Le Fenek insista pas plus, finit sa cigarette et retourna à l'intérieur se poser à côté d'Alice.

Je savais que j'étais chiant en ce moment ; j'étais tout le temps de mauvais poil et faisais preuve d'une amabilité tout à fait relative. Bon, je continuais quand même à déconner et à m'amuser avec mes zins mais je me rendais compte que j'étais aigri. Peut-être ça le pire, c'est que j'en étais conscient mais que je m'en battais les reins.

Une fois mon joint terminé, je retournai à l'intérieur pour subir la deuxième mi-temps durant laquelle je luttai pour rien ressentir en voyant mon ex exceller sur le terrain.

Après la victoire de la France, quelques jeux d'alcool et quelques pètes, je checkai mes khos pour rentrer chez moi.

Je grognai en voyant les talons dans mon entrée, signe qu'Hana s'était une fois de plus incrustée. Je me glissai toutefois dans le lit à côté d'elle en essayant de pas la réveiller, et m'assoupis quelques minutes plus tard.

Le lendemain matin, je me réveillai grincheux et mes pensées revinrent encore et toujours vers Maëlle. Putain de merde, j'en pouvais plus de penser à elle et à me demander ce qu'elle était en train de faire et avec qui. Il fallait vraiment que je passe à autre chose.

– Tu penses à quoi ?

La voix sensuelle appartenant à la femme allongée à côté de moi n'avait rien à voir avec la petite voix de la handballeuse, et elle me rappela immédiatement à la réalité.

– Rien, juste un truc avec le stud' c'est tout.

Hana se retourna et se blottit plus près contre moi.

J'allais pas me plaindre non plus, j'avais franchement pas perdu au change. Physiquement, c'était la meuf parfaite. En plus je m'ennuyais vraiment pas au pieu, c'était une lionne. Et puis elle était pas méchante et elle était folle de moi.

Du coup je pouvais pas m'empêcher de m'en vouloir. J'avais la meuf de mes rêves dans mon pieu et il m'arrivait encore de penser à une putain de gamine de quartier garçon manqué hyperactive, fan de rock et de rap.
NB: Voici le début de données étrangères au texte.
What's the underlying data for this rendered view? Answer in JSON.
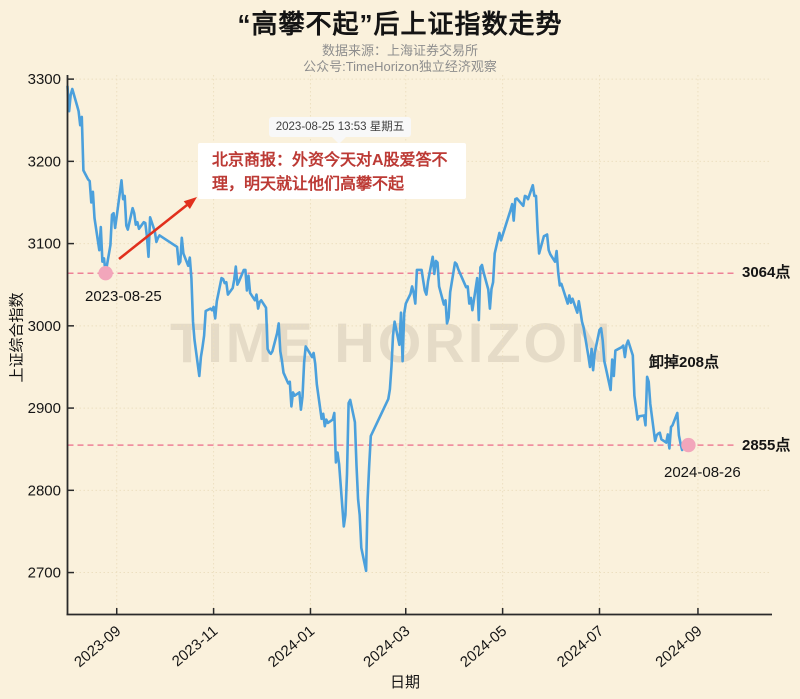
{
  "header": {
    "title": "“高攀不起”后上证指数走势",
    "source_line": "数据来源：上海证券交易所",
    "account_line": "公众号:TimeHorizon独立经济观察"
  },
  "watermark": "TIME HORIZON",
  "news_card": {
    "timestamp": "2023-08-25 13:53 星期五",
    "text": "北京商报：外资今天对A股爱答不理，明天就让他们高攀不起"
  },
  "colors": {
    "background": "#faf1dc",
    "line": "#4ba0dc",
    "ref_dashed": "#ee8197",
    "marker_dot": "#f2a6bb",
    "arrow": "#e1301d",
    "news_text": "#bc3a35"
  },
  "chart_data": {
    "type": "line",
    "title": "“高攀不起”后上证指数走势",
    "xlabel": "日期",
    "ylabel": "上证综合指数",
    "grid": true,
    "xlim": [
      "2023-08-01",
      "2024-10-17"
    ],
    "ylim": [
      2649,
      3305
    ],
    "y_ticks": [
      2700,
      2800,
      2900,
      3000,
      3100,
      3200,
      3300
    ],
    "x_ticks": [
      {
        "date": "2023-09-01",
        "label": "2023-09"
      },
      {
        "date": "2023-11-01",
        "label": "2023-11"
      },
      {
        "date": "2024-01-01",
        "label": "2024-01"
      },
      {
        "date": "2024-03-01",
        "label": "2024-03"
      },
      {
        "date": "2024-05-01",
        "label": "2024-05"
      },
      {
        "date": "2024-07-01",
        "label": "2024-07"
      },
      {
        "date": "2024-09-01",
        "label": "2024-09"
      }
    ],
    "ref_lines": [
      {
        "value": 3064,
        "label": "3064点"
      },
      {
        "value": 2855,
        "label": "2855点"
      }
    ],
    "marked_points": [
      {
        "date": "2023-08-25",
        "value": 3064,
        "label": "2023-08-25"
      },
      {
        "date": "2024-08-26",
        "value": 2855,
        "label": "2024-08-26"
      }
    ],
    "drop_label": "卸掉208点",
    "series": [
      {
        "name": "上证综合指数",
        "color": "#4ba0dc",
        "points": [
          [
            "2023-08-01",
            3291
          ],
          [
            "2023-08-02",
            3261
          ],
          [
            "2023-08-03",
            3281
          ],
          [
            "2023-08-04",
            3288
          ],
          [
            "2023-08-07",
            3268
          ],
          [
            "2023-08-08",
            3261
          ],
          [
            "2023-08-09",
            3244
          ],
          [
            "2023-08-10",
            3254
          ],
          [
            "2023-08-11",
            3189
          ],
          [
            "2023-08-14",
            3178
          ],
          [
            "2023-08-15",
            3176
          ],
          [
            "2023-08-16",
            3150
          ],
          [
            "2023-08-17",
            3163
          ],
          [
            "2023-08-18",
            3131
          ],
          [
            "2023-08-21",
            3092
          ],
          [
            "2023-08-22",
            3120
          ],
          [
            "2023-08-23",
            3078
          ],
          [
            "2023-08-24",
            3082
          ],
          [
            "2023-08-25",
            3064
          ],
          [
            "2023-08-28",
            3098
          ],
          [
            "2023-08-29",
            3135
          ],
          [
            "2023-08-30",
            3137
          ],
          [
            "2023-08-31",
            3119
          ],
          [
            "2023-09-01",
            3133
          ],
          [
            "2023-09-04",
            3177
          ],
          [
            "2023-09-05",
            3154
          ],
          [
            "2023-09-06",
            3158
          ],
          [
            "2023-09-07",
            3122
          ],
          [
            "2023-09-08",
            3117
          ],
          [
            "2023-09-11",
            3143
          ],
          [
            "2023-09-12",
            3137
          ],
          [
            "2023-09-13",
            3123
          ],
          [
            "2023-09-14",
            3126
          ],
          [
            "2023-09-15",
            3118
          ],
          [
            "2023-09-18",
            3126
          ],
          [
            "2023-09-19",
            3125
          ],
          [
            "2023-09-20",
            3109
          ],
          [
            "2023-09-21",
            3084
          ],
          [
            "2023-09-22",
            3132
          ],
          [
            "2023-09-25",
            3115
          ],
          [
            "2023-09-26",
            3102
          ],
          [
            "2023-09-27",
            3107
          ],
          [
            "2023-09-28",
            3110
          ],
          [
            "2023-10-09",
            3096
          ],
          [
            "2023-10-10",
            3075
          ],
          [
            "2023-10-11",
            3078
          ],
          [
            "2023-10-12",
            3107
          ],
          [
            "2023-10-13",
            3088
          ],
          [
            "2023-10-16",
            3073
          ],
          [
            "2023-10-17",
            3083
          ],
          [
            "2023-10-18",
            3058
          ],
          [
            "2023-10-19",
            3005
          ],
          [
            "2023-10-20",
            2983
          ],
          [
            "2023-10-23",
            2939
          ],
          [
            "2023-10-24",
            2962
          ],
          [
            "2023-10-25",
            2974
          ],
          [
            "2023-10-26",
            2988
          ],
          [
            "2023-10-27",
            3018
          ],
          [
            "2023-10-30",
            3021
          ],
          [
            "2023-10-31",
            3019
          ],
          [
            "2023-11-01",
            3023
          ],
          [
            "2023-11-02",
            3009
          ],
          [
            "2023-11-03",
            3030
          ],
          [
            "2023-11-06",
            3058
          ],
          [
            "2023-11-07",
            3057
          ],
          [
            "2023-11-08",
            3052
          ],
          [
            "2023-11-09",
            3053
          ],
          [
            "2023-11-10",
            3038
          ],
          [
            "2023-11-13",
            3046
          ],
          [
            "2023-11-14",
            3056
          ],
          [
            "2023-11-15",
            3072
          ],
          [
            "2023-11-16",
            3050
          ],
          [
            "2023-11-17",
            3054
          ],
          [
            "2023-11-20",
            3068
          ],
          [
            "2023-11-21",
            3068
          ],
          [
            "2023-11-22",
            3043
          ],
          [
            "2023-11-23",
            3061
          ],
          [
            "2023-11-24",
            3040
          ],
          [
            "2023-11-27",
            3031
          ],
          [
            "2023-11-28",
            3038
          ],
          [
            "2023-11-29",
            3021
          ],
          [
            "2023-11-30",
            3029
          ],
          [
            "2023-12-01",
            3031
          ],
          [
            "2023-12-04",
            3022
          ],
          [
            "2023-12-05",
            2972
          ],
          [
            "2023-12-06",
            2968
          ],
          [
            "2023-12-07",
            2966
          ],
          [
            "2023-12-08",
            2969
          ],
          [
            "2023-12-11",
            2991
          ],
          [
            "2023-12-12",
            3003
          ],
          [
            "2023-12-13",
            2969
          ],
          [
            "2023-12-14",
            2958
          ],
          [
            "2023-12-15",
            2943
          ],
          [
            "2023-12-18",
            2930
          ],
          [
            "2023-12-19",
            2932
          ],
          [
            "2023-12-20",
            2902
          ],
          [
            "2023-12-21",
            2919
          ],
          [
            "2023-12-22",
            2915
          ],
          [
            "2023-12-25",
            2919
          ],
          [
            "2023-12-26",
            2898
          ],
          [
            "2023-12-27",
            2914
          ],
          [
            "2023-12-28",
            2955
          ],
          [
            "2023-12-29",
            2975
          ],
          [
            "2024-01-02",
            2962
          ],
          [
            "2024-01-03",
            2967
          ],
          [
            "2024-01-04",
            2954
          ],
          [
            "2024-01-05",
            2929
          ],
          [
            "2024-01-08",
            2887
          ],
          [
            "2024-01-09",
            2893
          ],
          [
            "2024-01-10",
            2878
          ],
          [
            "2024-01-11",
            2886
          ],
          [
            "2024-01-12",
            2882
          ],
          [
            "2024-01-15",
            2886
          ],
          [
            "2024-01-16",
            2894
          ],
          [
            "2024-01-17",
            2834
          ],
          [
            "2024-01-18",
            2846
          ],
          [
            "2024-01-19",
            2832
          ],
          [
            "2024-01-22",
            2756
          ],
          [
            "2024-01-23",
            2770
          ],
          [
            "2024-01-24",
            2820
          ],
          [
            "2024-01-25",
            2906
          ],
          [
            "2024-01-26",
            2910
          ],
          [
            "2024-01-29",
            2883
          ],
          [
            "2024-01-30",
            2830
          ],
          [
            "2024-01-31",
            2789
          ],
          [
            "2024-02-01",
            2770
          ],
          [
            "2024-02-02",
            2730
          ],
          [
            "2024-02-05",
            2702
          ],
          [
            "2024-02-06",
            2789
          ],
          [
            "2024-02-07",
            2830
          ],
          [
            "2024-02-08",
            2866
          ],
          [
            "2024-02-19",
            2911
          ],
          [
            "2024-02-20",
            2923
          ],
          [
            "2024-02-21",
            2951
          ],
          [
            "2024-02-22",
            2988
          ],
          [
            "2024-02-23",
            3005
          ],
          [
            "2024-02-26",
            2977
          ],
          [
            "2024-02-27",
            3016
          ],
          [
            "2024-02-28",
            2957
          ],
          [
            "2024-02-29",
            3015
          ],
          [
            "2024-03-01",
            3027
          ],
          [
            "2024-03-04",
            3039
          ],
          [
            "2024-03-05",
            3048
          ],
          [
            "2024-03-06",
            3040
          ],
          [
            "2024-03-07",
            3027
          ],
          [
            "2024-03-08",
            3068
          ],
          [
            "2024-03-11",
            3068
          ],
          [
            "2024-03-12",
            3055
          ],
          [
            "2024-03-13",
            3043
          ],
          [
            "2024-03-14",
            3038
          ],
          [
            "2024-03-15",
            3054
          ],
          [
            "2024-03-18",
            3084
          ],
          [
            "2024-03-19",
            3063
          ],
          [
            "2024-03-20",
            3079
          ],
          [
            "2024-03-21",
            3077
          ],
          [
            "2024-03-22",
            3048
          ],
          [
            "2024-03-25",
            3026
          ],
          [
            "2024-03-26",
            3031
          ],
          [
            "2024-03-27",
            3003
          ],
          [
            "2024-03-28",
            3010
          ],
          [
            "2024-03-29",
            3041
          ],
          [
            "2024-04-01",
            3077
          ],
          [
            "2024-04-02",
            3075
          ],
          [
            "2024-04-03",
            3069
          ],
          [
            "2024-04-08",
            3047
          ],
          [
            "2024-04-09",
            3048
          ],
          [
            "2024-04-10",
            3027
          ],
          [
            "2024-04-11",
            3034
          ],
          [
            "2024-04-12",
            3019
          ],
          [
            "2024-04-15",
            3058
          ],
          [
            "2024-04-16",
            3007
          ],
          [
            "2024-04-17",
            3071
          ],
          [
            "2024-04-18",
            3074
          ],
          [
            "2024-04-19",
            3065
          ],
          [
            "2024-04-22",
            3044
          ],
          [
            "2024-04-23",
            3021
          ],
          [
            "2024-04-24",
            3045
          ],
          [
            "2024-04-25",
            3053
          ],
          [
            "2024-04-26",
            3088
          ],
          [
            "2024-04-29",
            3113
          ],
          [
            "2024-04-30",
            3104
          ],
          [
            "2024-05-06",
            3141
          ],
          [
            "2024-05-07",
            3148
          ],
          [
            "2024-05-08",
            3128
          ],
          [
            "2024-05-09",
            3154
          ],
          [
            "2024-05-10",
            3155
          ],
          [
            "2024-05-13",
            3148
          ],
          [
            "2024-05-14",
            3146
          ],
          [
            "2024-05-15",
            3158
          ],
          [
            "2024-05-16",
            3157
          ],
          [
            "2024-05-17",
            3154
          ],
          [
            "2024-05-20",
            3171
          ],
          [
            "2024-05-21",
            3158
          ],
          [
            "2024-05-22",
            3158
          ],
          [
            "2024-05-23",
            3116
          ],
          [
            "2024-05-24",
            3088
          ],
          [
            "2024-05-27",
            3109
          ],
          [
            "2024-05-28",
            3110
          ],
          [
            "2024-05-29",
            3111
          ],
          [
            "2024-05-30",
            3092
          ],
          [
            "2024-05-31",
            3087
          ],
          [
            "2024-06-03",
            3078
          ],
          [
            "2024-06-04",
            3091
          ],
          [
            "2024-06-05",
            3065
          ],
          [
            "2024-06-06",
            3049
          ],
          [
            "2024-06-07",
            3051
          ],
          [
            "2024-06-11",
            3027
          ],
          [
            "2024-06-12",
            3037
          ],
          [
            "2024-06-13",
            3028
          ],
          [
            "2024-06-14",
            3033
          ],
          [
            "2024-06-17",
            3016
          ],
          [
            "2024-06-18",
            3030
          ],
          [
            "2024-06-19",
            3018
          ],
          [
            "2024-06-20",
            3005
          ],
          [
            "2024-06-21",
            2998
          ],
          [
            "2024-06-24",
            2963
          ],
          [
            "2024-06-25",
            2950
          ],
          [
            "2024-06-26",
            2972
          ],
          [
            "2024-06-27",
            2946
          ],
          [
            "2024-06-28",
            2967
          ],
          [
            "2024-07-01",
            2995
          ],
          [
            "2024-07-02",
            2997
          ],
          [
            "2024-07-03",
            2982
          ],
          [
            "2024-07-04",
            2957
          ],
          [
            "2024-07-05",
            2949
          ],
          [
            "2024-07-08",
            2922
          ],
          [
            "2024-07-09",
            2959
          ],
          [
            "2024-07-10",
            2939
          ],
          [
            "2024-07-11",
            2970
          ],
          [
            "2024-07-12",
            2971
          ],
          [
            "2024-07-15",
            2974
          ],
          [
            "2024-07-16",
            2976
          ],
          [
            "2024-07-17",
            2962
          ],
          [
            "2024-07-18",
            2977
          ],
          [
            "2024-07-19",
            2982
          ],
          [
            "2024-07-22",
            2964
          ],
          [
            "2024-07-23",
            2915
          ],
          [
            "2024-07-24",
            2901
          ],
          [
            "2024-07-25",
            2886
          ],
          [
            "2024-07-26",
            2890
          ],
          [
            "2024-07-29",
            2891
          ],
          [
            "2024-07-30",
            2879
          ],
          [
            "2024-07-31",
            2938
          ],
          [
            "2024-08-01",
            2932
          ],
          [
            "2024-08-02",
            2905
          ],
          [
            "2024-08-05",
            2860
          ],
          [
            "2024-08-06",
            2867
          ],
          [
            "2024-08-07",
            2869
          ],
          [
            "2024-08-08",
            2870
          ],
          [
            "2024-08-09",
            2862
          ],
          [
            "2024-08-12",
            2858
          ],
          [
            "2024-08-13",
            2868
          ],
          [
            "2024-08-14",
            2851
          ],
          [
            "2024-08-15",
            2877
          ],
          [
            "2024-08-16",
            2879
          ],
          [
            "2024-08-19",
            2894
          ],
          [
            "2024-08-20",
            2867
          ],
          [
            "2024-08-21",
            2857
          ],
          [
            "2024-08-22",
            2849
          ],
          [
            "2024-08-23",
            2854
          ],
          [
            "2024-08-26",
            2855
          ]
        ]
      }
    ]
  }
}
Qu'est-ce qui allait pas chez moi ?

– Tu fais quoi aujourd'hui ? demanda la belle brune.

– Je vais en stud' avec Nek, il taff toujours l'album.

– Je peux venir ?

– Nan, tu vas te faire chier, en plus on sera sûrement défoncés.

La vérité c'était que les gars l'aimaient pas trop. Le truc c'est que ça les aurait pas dérangé si y'avait pas eu Maëlle avant ; ils s'étaient habitué à trop bien. Mais pourtant ils avaient jamais eu de problème avec Alice et Stine non plus. Peut-être parce que la handballeuse nous avait menacé de nous hagar si on les faisait chier.

Je me préparai et annonçai mon départ. Ma copine vint m'embrasser avec fougue :

– Je t'aime.

Je me contentai de l'embrasser une dernière fois.